Here are a few more eye-opening, if not jaw-dropping, quotes from Hong Kong-based Asia Times:
The southwest monsoons remain the biggest source of water in the subcontinent. The monsoons lead to a combination of water sources supporting human habitats that includes glaciers, surface irrigation and ground water. But redundancy and surplus have gone missing from this once abundant system. Taking their place are galloping shortages…
Mukherjee is one of the editors of a landmark study that was published earlier this year. It predicts a terrible loss of the glaciers that dot the Hindu Kush-Himalaya region. “The Hindu Kush Himalaya Assessment” says that even if urgent global action on climate change is able to limit global warning to 1.5 degrees centigrade, it will still lead to a loss of a third of the glaciers in the region by the year 2100…

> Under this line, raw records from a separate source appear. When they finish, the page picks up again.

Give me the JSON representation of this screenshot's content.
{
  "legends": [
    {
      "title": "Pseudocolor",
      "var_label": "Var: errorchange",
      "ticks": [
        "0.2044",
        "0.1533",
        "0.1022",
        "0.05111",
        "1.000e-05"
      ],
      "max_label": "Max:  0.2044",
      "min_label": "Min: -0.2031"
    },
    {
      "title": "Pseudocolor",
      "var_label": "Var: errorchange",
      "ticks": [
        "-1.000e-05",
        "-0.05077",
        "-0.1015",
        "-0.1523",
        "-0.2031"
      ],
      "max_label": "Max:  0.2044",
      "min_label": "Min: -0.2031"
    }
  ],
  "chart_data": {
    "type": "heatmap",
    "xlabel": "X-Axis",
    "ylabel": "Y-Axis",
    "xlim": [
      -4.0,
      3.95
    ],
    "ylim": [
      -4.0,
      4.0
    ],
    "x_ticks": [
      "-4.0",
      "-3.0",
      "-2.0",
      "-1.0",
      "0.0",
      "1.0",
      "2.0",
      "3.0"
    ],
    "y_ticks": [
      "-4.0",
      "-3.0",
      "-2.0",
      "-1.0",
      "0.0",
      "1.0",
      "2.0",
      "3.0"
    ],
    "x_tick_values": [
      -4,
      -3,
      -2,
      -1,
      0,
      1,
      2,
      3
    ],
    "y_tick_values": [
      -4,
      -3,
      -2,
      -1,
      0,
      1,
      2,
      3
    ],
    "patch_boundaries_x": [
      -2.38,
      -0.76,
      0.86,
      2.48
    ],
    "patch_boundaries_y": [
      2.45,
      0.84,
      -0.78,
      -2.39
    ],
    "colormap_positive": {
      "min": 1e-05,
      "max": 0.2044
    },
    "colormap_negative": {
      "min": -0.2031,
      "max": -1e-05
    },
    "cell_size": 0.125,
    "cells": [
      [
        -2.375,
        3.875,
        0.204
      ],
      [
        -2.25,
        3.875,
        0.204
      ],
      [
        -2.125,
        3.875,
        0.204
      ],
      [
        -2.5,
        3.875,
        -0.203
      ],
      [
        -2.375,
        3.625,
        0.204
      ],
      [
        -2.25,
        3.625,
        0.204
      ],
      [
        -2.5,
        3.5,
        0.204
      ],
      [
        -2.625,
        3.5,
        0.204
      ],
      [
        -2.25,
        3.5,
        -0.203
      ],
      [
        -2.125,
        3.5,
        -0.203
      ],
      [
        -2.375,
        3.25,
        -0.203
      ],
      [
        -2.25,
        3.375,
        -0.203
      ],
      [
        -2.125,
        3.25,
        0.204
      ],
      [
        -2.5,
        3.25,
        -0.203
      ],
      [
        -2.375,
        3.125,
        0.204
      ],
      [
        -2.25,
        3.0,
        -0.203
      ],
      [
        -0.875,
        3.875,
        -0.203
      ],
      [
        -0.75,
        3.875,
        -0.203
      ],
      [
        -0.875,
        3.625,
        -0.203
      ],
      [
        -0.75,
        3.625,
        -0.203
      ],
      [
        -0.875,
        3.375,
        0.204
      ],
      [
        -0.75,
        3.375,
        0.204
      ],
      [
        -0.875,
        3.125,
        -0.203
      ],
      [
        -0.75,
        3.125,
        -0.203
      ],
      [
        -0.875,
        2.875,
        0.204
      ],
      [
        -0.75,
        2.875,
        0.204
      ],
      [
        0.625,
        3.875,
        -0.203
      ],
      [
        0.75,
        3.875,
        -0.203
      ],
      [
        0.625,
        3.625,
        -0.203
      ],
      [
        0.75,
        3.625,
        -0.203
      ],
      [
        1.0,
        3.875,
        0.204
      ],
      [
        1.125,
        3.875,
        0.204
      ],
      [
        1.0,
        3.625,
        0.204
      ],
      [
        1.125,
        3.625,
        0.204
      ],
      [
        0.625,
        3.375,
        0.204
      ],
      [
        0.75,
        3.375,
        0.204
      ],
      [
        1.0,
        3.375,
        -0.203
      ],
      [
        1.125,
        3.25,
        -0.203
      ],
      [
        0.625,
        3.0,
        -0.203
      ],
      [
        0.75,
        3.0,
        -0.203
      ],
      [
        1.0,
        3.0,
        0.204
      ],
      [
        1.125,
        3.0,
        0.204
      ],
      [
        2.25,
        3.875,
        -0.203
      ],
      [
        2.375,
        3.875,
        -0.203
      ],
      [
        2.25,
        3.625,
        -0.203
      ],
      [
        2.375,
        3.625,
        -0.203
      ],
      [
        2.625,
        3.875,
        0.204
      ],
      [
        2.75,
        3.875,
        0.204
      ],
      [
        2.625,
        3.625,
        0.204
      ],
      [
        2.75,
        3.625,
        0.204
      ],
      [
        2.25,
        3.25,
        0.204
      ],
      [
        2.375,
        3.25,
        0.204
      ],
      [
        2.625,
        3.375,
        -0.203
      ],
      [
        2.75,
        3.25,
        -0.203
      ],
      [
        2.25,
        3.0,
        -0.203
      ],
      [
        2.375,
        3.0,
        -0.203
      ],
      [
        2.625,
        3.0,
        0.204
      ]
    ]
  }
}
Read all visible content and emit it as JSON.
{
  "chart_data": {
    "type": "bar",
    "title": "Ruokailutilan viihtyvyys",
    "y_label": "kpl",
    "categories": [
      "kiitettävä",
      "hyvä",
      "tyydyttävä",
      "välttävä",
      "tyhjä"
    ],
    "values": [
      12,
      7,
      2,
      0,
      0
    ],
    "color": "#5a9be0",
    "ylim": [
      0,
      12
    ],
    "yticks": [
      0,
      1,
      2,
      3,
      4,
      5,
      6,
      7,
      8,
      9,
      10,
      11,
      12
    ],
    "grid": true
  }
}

This has major implications for India, China, Pakistan, Nepal and Bangladesh. While the nearly 250 million who live in the Hindu Kush-Himalaya region will be most impacted from the outset, another 1.65 billion people who depend on the glacier-fed rivers are primarily at risk.
So there you have it – India historically has been supplied by redundant water sources including glacier-fed rivers, groundwater, and seasonal rainfall. Two of those three seem to be in doubt, and that leaves them at the mercy of whether the monsoon happens as expected each year or not.
India is a major democracy with a lot of technical and agricultural know-how. If they are not solving these problems, it does not seem to me to bode well for the rest of the world.
It also occurs to me that reducing carbon emissions is not the solution to this urgent problem. At least, governments can’t put all their eggs in that basket. They will have to invest in major water conservation and water reuse initiatives, and possibly high-tech and energy intensive measures like desalination.